Recently, Tim Allen–you know that loveable dad from “Home Improvement” thought that racism didn’t apply if “n*gger” slipped from his lips:
“I’ve had this argument on stage a million times. I do a movie with Martin Lawrence and pretty soon they’re referring to me, ‘hey, my nigger’s up.’ So I’m the ni**er if I’m around you guys but seven feet away, if I said ni**er, it’s not right. It’s very confusing to the European mind how that works, especially if I’ve either grown up or evolved or whatever, it literally was growing up in Colorado, with Hispanics and Anglos, that’s all I remember.

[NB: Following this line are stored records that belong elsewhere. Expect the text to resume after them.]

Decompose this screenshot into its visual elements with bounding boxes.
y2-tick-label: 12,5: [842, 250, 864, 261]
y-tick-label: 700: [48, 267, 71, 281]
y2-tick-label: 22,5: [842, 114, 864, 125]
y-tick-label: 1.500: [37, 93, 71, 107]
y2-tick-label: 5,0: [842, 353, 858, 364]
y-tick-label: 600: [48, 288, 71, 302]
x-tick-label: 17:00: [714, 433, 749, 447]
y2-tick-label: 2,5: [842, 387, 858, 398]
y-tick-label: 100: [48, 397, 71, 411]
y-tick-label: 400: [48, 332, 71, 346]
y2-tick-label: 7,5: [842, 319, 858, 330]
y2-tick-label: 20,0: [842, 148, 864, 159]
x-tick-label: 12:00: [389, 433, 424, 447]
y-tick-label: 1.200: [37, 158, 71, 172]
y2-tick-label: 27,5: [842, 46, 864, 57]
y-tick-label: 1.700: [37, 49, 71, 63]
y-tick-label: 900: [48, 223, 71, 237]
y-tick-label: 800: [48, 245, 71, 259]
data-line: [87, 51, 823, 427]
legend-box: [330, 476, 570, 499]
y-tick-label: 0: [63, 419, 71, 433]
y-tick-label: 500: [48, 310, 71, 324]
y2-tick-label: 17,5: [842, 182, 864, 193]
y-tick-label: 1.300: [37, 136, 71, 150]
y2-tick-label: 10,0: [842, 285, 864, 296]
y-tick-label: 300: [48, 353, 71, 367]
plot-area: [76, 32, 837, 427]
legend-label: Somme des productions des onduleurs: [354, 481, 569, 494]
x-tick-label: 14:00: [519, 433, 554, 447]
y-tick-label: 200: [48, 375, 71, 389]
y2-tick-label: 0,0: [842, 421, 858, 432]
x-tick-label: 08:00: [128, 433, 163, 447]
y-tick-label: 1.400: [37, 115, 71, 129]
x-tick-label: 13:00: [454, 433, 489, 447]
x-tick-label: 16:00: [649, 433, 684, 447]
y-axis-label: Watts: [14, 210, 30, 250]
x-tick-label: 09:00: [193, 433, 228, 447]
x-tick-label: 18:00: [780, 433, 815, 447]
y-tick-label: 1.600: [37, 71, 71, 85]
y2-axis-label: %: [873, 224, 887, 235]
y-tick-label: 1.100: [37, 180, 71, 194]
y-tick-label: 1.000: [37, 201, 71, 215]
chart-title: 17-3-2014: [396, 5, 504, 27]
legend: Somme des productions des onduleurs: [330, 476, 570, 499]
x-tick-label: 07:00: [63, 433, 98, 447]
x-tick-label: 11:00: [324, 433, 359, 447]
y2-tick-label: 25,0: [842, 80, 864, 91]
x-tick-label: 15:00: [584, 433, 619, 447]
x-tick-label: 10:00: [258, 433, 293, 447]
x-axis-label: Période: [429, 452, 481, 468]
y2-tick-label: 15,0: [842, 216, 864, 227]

In Webster’s old dictionary the word ‘ni**er’ means unemployed and indigent dock worker. That’s one definition. So I said, (to my brother) in that case … he lives in Boston and he’s not employed … so you’d be a ni**er. And he goes, yeah. If my brother told me not to call him a dingleberry in front of my mother, ’cause I knew it pissed him… pisses me off. As soon as Mom left, and I wanted to piss him off? I’d say ‘dingleberry, dingleberry, dingleberry.’ So if you’re around a word to be problematic for you and low intellect or uninvolved people find that out, they’re gonna call you ni**er all day long ’cause they know you don’t like it.
You want to take the power away from that word so that no one is offended by it,” he added, telling a 50-year-old joke by Bruce about how President Kennedy could defuse slurs by using them to describe Jewish, Italian and black people in his cabinet. ‘If I have no intent, if I show no intent, if I clearly am not a racist, then how can ‘n—–’ be bad coming out of my mouth?’”
His logic seems as if he’s saying that if everyone is allowed to use the word “n*gger,” then it won’t bother anyone anymore. What part of the game is that? The word holds a heavy weight from the torture of our ancestors when it spills from White people’s lips. In all honesty, I still feel the stin
g when my brothers and sisters say it. But at least, coming from them, there’s no venom there.
Oprah recently stated in an interview with Parade Magazine that the word holds too much power and that if you want to be her friend, you’ll strike it from your vocabulary. “You cannot be my friend and use that word around me. It shows my age, but I feel strongly about it. … I always think of the millions of people who heard that as their last word as they were hanging from a tree.”
Truer words never spoken. When Philadelphia Eagles wide receiver, Riley Cooper threatened people at a Kenny Chesny show, saying that he would “fight every n*gger here.” The comment cost him his job, his pride and his respect in the sports community. I want to know–was it worth it? This question isn’t just for Cooper. It’s for all of the White folks out here who feel this term is so important that they need to have on-going conversations about how they can’t use it, even though we do. Is it?